SPIEGEL: Fällt Ihnen das komplizierte Schreiben eigentlich so leicht, wie Sie jetzt tun? Sie haben zehn Romane in 13 Jahren veröffentlicht, manche über 500 Seiten dick, nebenbei waren Sie Redakteur - ausgerechnet bei der "FAZ".
Dath: Ich schlafe wenig. Und ich schreibe eigentlich immer, wenn ich wach bin.
SPIEGEL: Jeden Tag?
Dath: Ich schreibe auf jeden Fall täglich, wenn ich irgendwie kann.
SPIEGEL: Heute schon geschrieben?
Dath: Ja, heute Morgen.
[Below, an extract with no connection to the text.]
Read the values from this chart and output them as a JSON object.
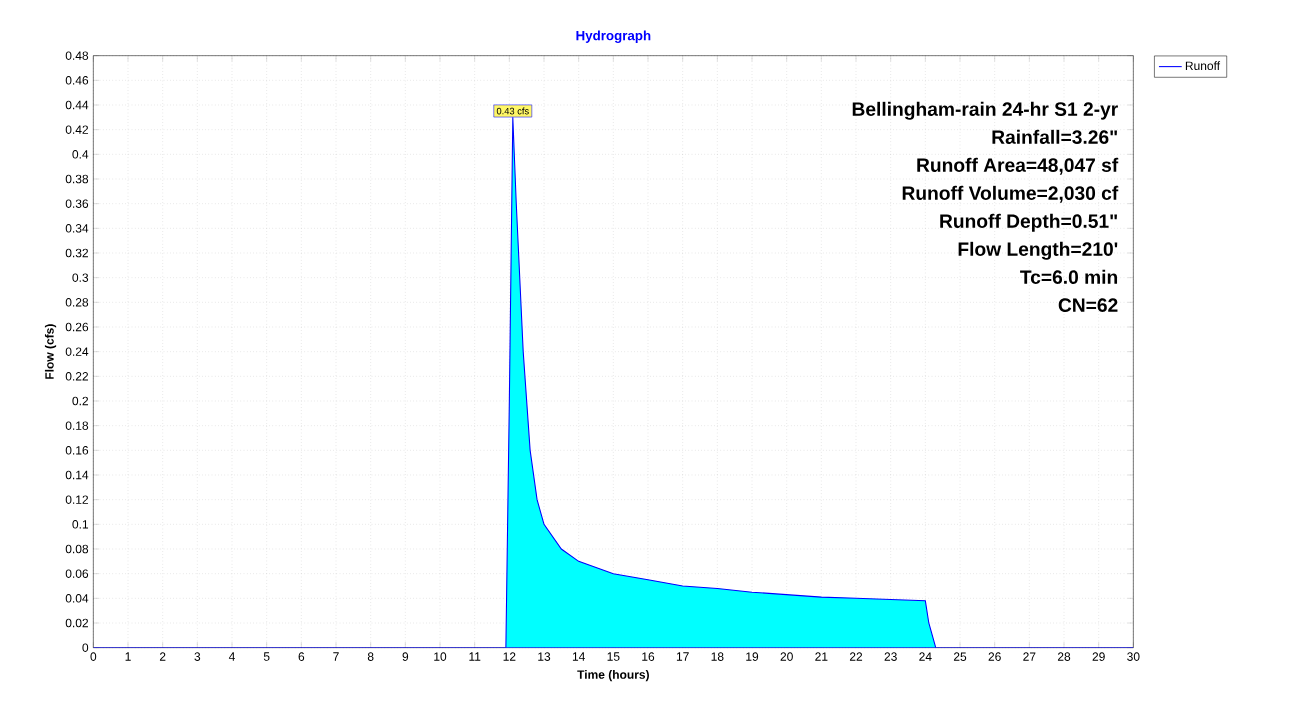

Ich bin um fünf aufgestanden und habe zwischen sechs und acht ganz gut was weggemacht.
SPIEGEL: Was treibt Sie so sehr?
Dath: Die Initialzündung für das Schnellschreiben kam schon im Teenageralter, damals in meiner Kleinstadt. Da habe ich begonnen, mir Abenteuergeschichten mit realen Figuren aus dem Freundeskreis auszudenken. Ich habe nur den Fehler gemacht, die Geschichten herumzugeben, bevor sie fertig waren, und alle wollten wissen, wie es weitergeht. Also habe ich angefangen, in Fortsetzungen, in Lieferungen zu schreiben - und damit gegen die Uhr.
SPIEGEL: Dieses Vielschreiben, hat das etwas Therapeutisches für Sie?
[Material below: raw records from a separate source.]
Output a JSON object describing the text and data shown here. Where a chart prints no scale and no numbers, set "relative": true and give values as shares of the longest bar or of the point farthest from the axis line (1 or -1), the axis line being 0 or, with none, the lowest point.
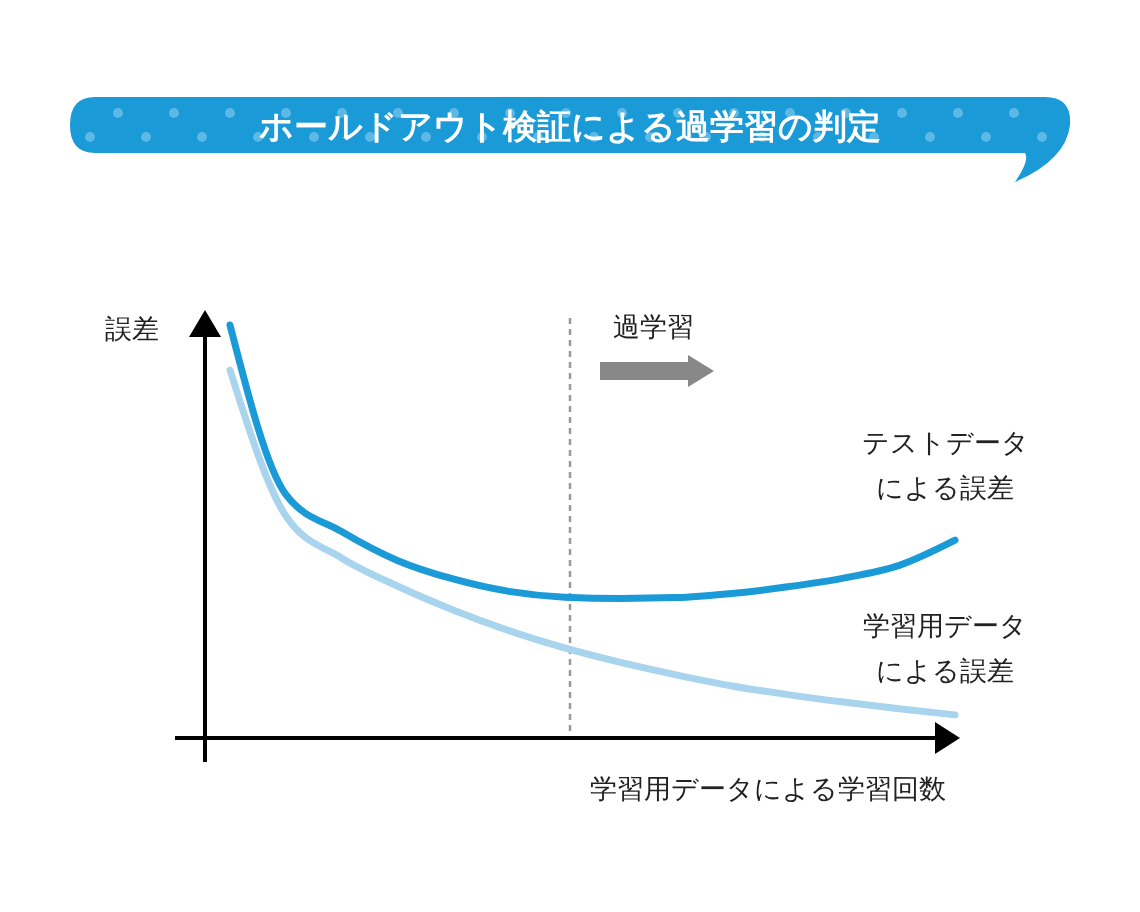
{
  "chart_data": {
    "type": "line",
    "relative": true,
    "title": "ホールドアウト検証による過学習の判定",
    "xlabel": "学習用データによる学習回数",
    "ylabel": "誤差",
    "marker": "none",
    "line_style": "solid",
    "categories": [
      null,
      null,
      null,
      null,
      null,
      null,
      null,
      null,
      null,
      null,
      null,
      null,
      null,
      null
    ],
    "series": [
      {
        "name": "テストデータによる誤差",
        "color": "#1a9ad6",
        "values": [
          1.0,
          0.59,
          0.5,
          0.43,
          0.385,
          0.355,
          0.341,
          0.338,
          0.34,
          0.35,
          0.366,
          0.387,
          0.418,
          0.479
        ]
      },
      {
        "name": "学習用データによる誤差",
        "color": "#a8d4ee",
        "values": [
          0.891,
          0.538,
          0.436,
          0.368,
          0.31,
          0.26,
          0.218,
          0.183,
          0.153,
          0.126,
          0.105,
          0.087,
          0.071,
          0.056
        ]
      }
    ],
    "annotations": [
      "過学習"
    ]
  }
}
Dath: Ich habe früh in meinem Leben gespürt, dass es für meine Unzufriedenheit mit den allgemeinen Verhältnissen zwei mögliche Ventile gibt: Kultur oder Randale. Für Randale war ich nicht robust genug.
SPIEGEL: Herr Dath, wir danken Ihnen für dieses Gespräch.

Dietmar Dath
ist einer der umstrittensten jüngeren deutschen Schriftsteller. Die eine Hälfte der Literaturkritik findet ihn genial, wenn auch schwer lesbar; die andere unerträglich, wenn auch irgendwie interessant. Sein jüngster Roman "Die Abschaffung der Arten" spielt weit in der Zukunft, die Protagonisten sind zum Teil telepathisch kommunizierende und sich selbst klonende Tiere, die komplizierte Probleme aus Forschung, Wissenschaft und Staatslehre verhandeln. Dath, 38, kam damit unter die letzten sechs Kandidaten für den Deutschen Buchpreis. In seiner Streitschrift "Maschinenwinter. Wissen, Technik, Sozialismus" (beide Bücher im Suhrkamp-Verlag) fordert er, der Mensch müsse die Maschinen befreien, damit sie ihm wieder von Nutzen sein können. Dath, ehemals Chefredakteur der Pop-Zeitschrift "Spex" und bis 2007 Redakteur der "FAZ", bekennt sich zum Marxismus. In Alexander Kluges mehr als neunstündigem Karl-Marx-Film tritt er als Experte auf und erklärt, warum Marx uns heute immer noch helfen kann. Im April erscheint von ihm eine Biografie Rosa Luxemburgs.
* Mit Redakteur Philipp Oehmke in der Frankfurter Suhrkamp-Zentrale.